My boots are like lead weights, my legs stiff, immovable in my tight jeans. I should’ve taken them off, my jacket too, before I went in. No time, though. I scrabble and claw at the bank, weed comes away in my hands. No way out.

Pain in one wrist, then the other, makes me gasp and choke. I look up into a sun-darkened face, bright green eyes. He pulls, the toes of my boots dig into soft mud, the top half of me clears the water’s surface. Sophie has one arm, Richard Denning the back of my coat. I lie gasping for breath on the bank.

We pull Tom a few feet from the pond edge before we let him go. He lies motionless, face half buried in willow debris. Sophie kneels beside her brother. Her skinny body shivers, her hands clenched over her mouth as though the screaming will escape again if she pulls them away. Tears run down her cheeks and through her filthy fingers.

‘Tom?’ Sophie’s voice cracks, is practically a whisper, it sounds unnaturally loud as the three of us bend our heads close to peer at her brother. I hear only our panting breath and Riley’s whining as he licks mud from between lifeless fingers. My son’s face looks unreal, someone I don’t know, just an ashen-coloured mask discarded by its owner.

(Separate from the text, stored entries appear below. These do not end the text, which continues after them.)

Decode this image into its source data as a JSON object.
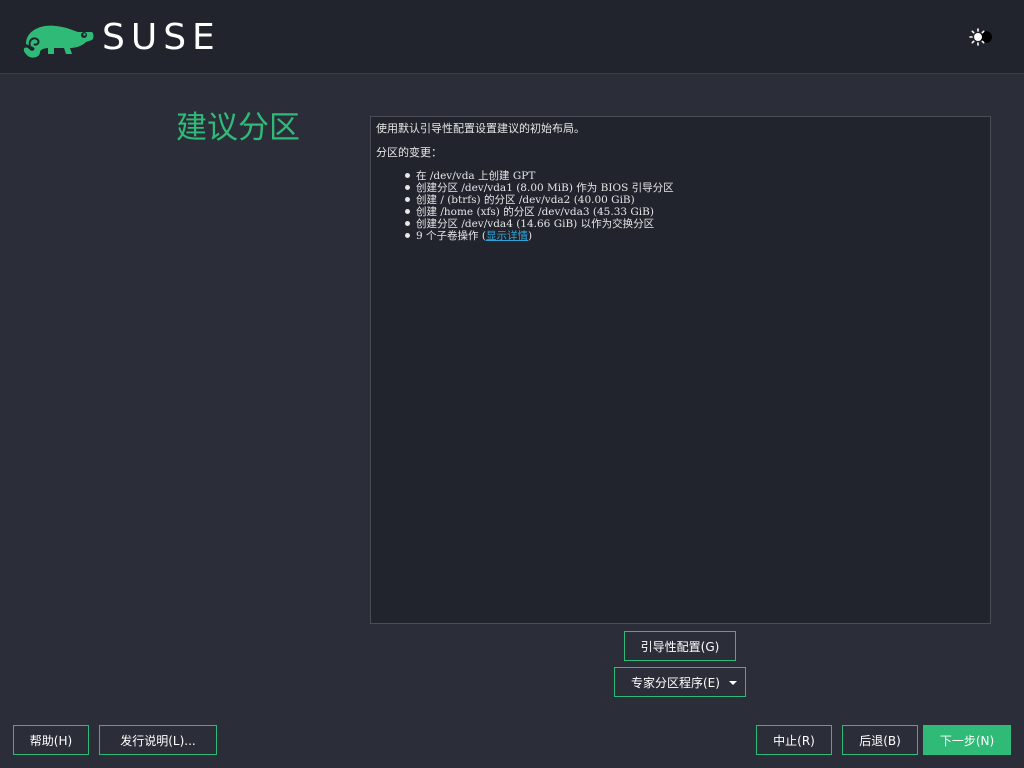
{
  "header": {
    "brand": "SUSE",
    "theme_toggle_icon": "sun-moon-icon"
  },
  "colors": {
    "accent": "#30ba78",
    "background": "#2b2e38",
    "header": "#21242d",
    "link": "#2ea4d9"
  },
  "page": {
    "title": "建议分区"
  },
  "summary": {
    "intro": "使用默认引导性配置设置建议的初始布局。",
    "changes_heading": "分区的变更：",
    "items": [
      "在 /dev/vda 上创建 GPT",
      "创建分区 /dev/vda1 (8.00 MiB) 作为 BIOS 引导分区",
      "创建 / (btrfs) 的分区 /dev/vda2 (40.00 GiB)",
      "创建 /home (xfs) 的分区 /dev/vda3 (45.33 GiB)",
      "创建分区 /dev/vda4 (14.66 GiB) 以作为交换分区"
    ],
    "subvol_prefix": "9 个子卷操作 (",
    "subvol_link": "显示详情",
    "subvol_suffix": ")"
  },
  "buttons": {
    "boot_config": "引导性配置(G)",
    "expert": "专家分区程序(E)",
    "help": "帮助(H)",
    "release_notes": "发行说明(L)...",
    "abort": "中止(R)",
    "back": "后退(B)",
    "next": "下一步(N)"
  }
}
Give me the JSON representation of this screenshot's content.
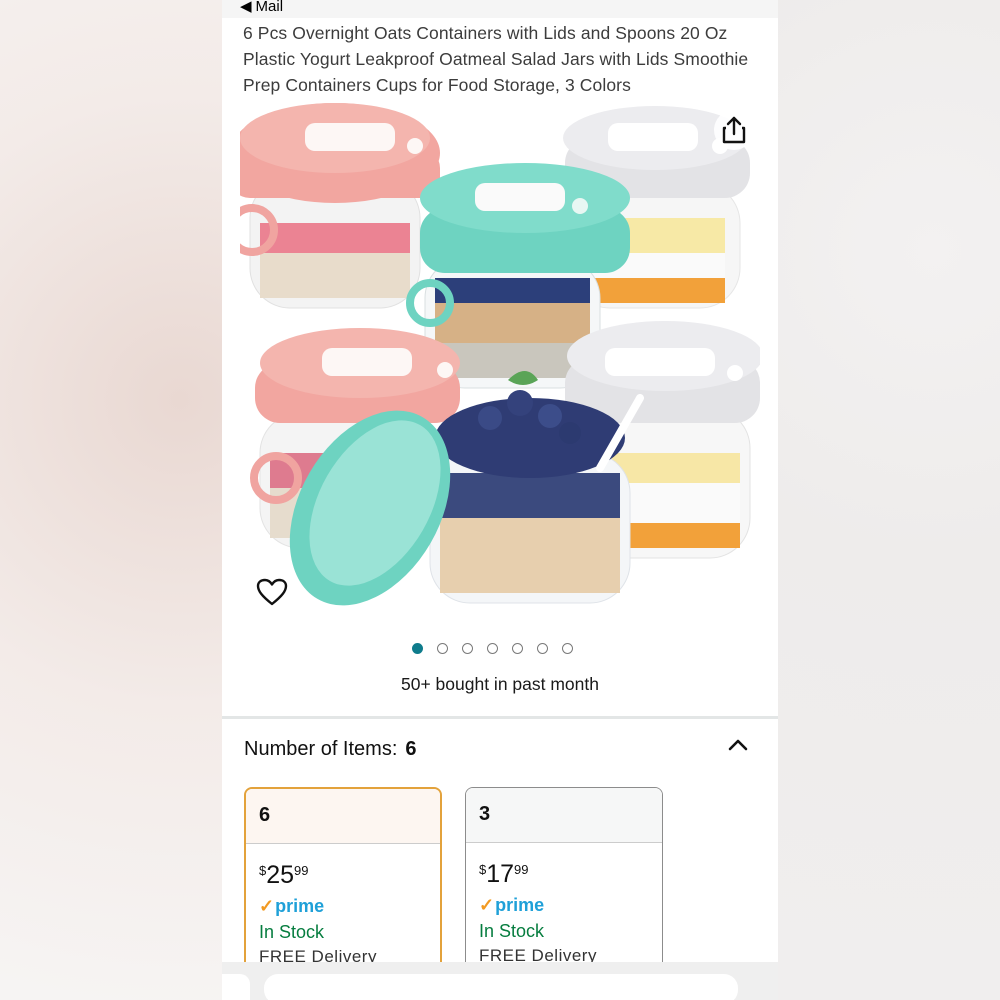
{
  "status_bar": {
    "back_label": "Mail"
  },
  "product": {
    "title": "6 Pcs Overnight Oats Containers with Lids and Spoons 20 Oz Plastic Yogurt Leakproof Oatmeal Salad Jars with Lids Smoothie Prep Containers Cups for Food Storage, 3 Colors",
    "image_icon": "jars-product-photo",
    "carousel": {
      "total": 7,
      "active": 1
    },
    "social_proof": "50+ bought in past month"
  },
  "options": {
    "label": "Number of Items:",
    "selected_value": "6",
    "cards": [
      {
        "qty": "6",
        "currency": "$",
        "whole": "25",
        "cents": "99",
        "prime": "prime",
        "stock": "In Stock",
        "delivery": "FREE Delivery"
      },
      {
        "qty": "3",
        "currency": "$",
        "whole": "17",
        "cents": "99",
        "prime": "prime",
        "stock": "In Stock",
        "delivery": "FREE Delivery"
      }
    ]
  },
  "colors": {
    "accent": "#0f7c8c",
    "selected_border": "#e3a23b",
    "in_stock": "#067d3f",
    "prime": "#1fa0d8"
  }
}
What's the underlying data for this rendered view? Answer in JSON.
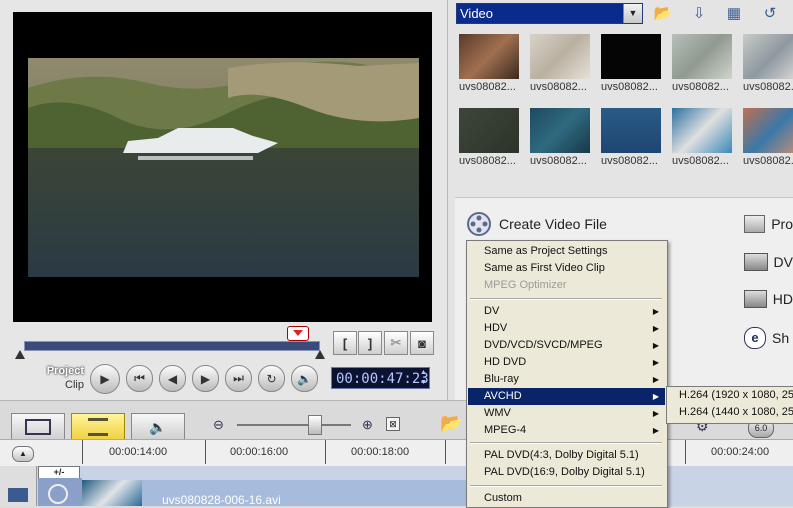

‘Go call Doctor Langdon. He’ll be here long before an ambulance.’

Richard Denning’s voice is deep and steady, head lowered so I only see the top of his cap, fawn and grey weave. I can’t see his face at all. He turns Tom’s head sideways resting his cheek in the dead leaves and begins pummelling my son’s narrow back. Brown-green pond water spews out of Tom’s mouth and nose with each effort.

‘He won’t die, will he?’ Sophie asks as I push myself to my feet.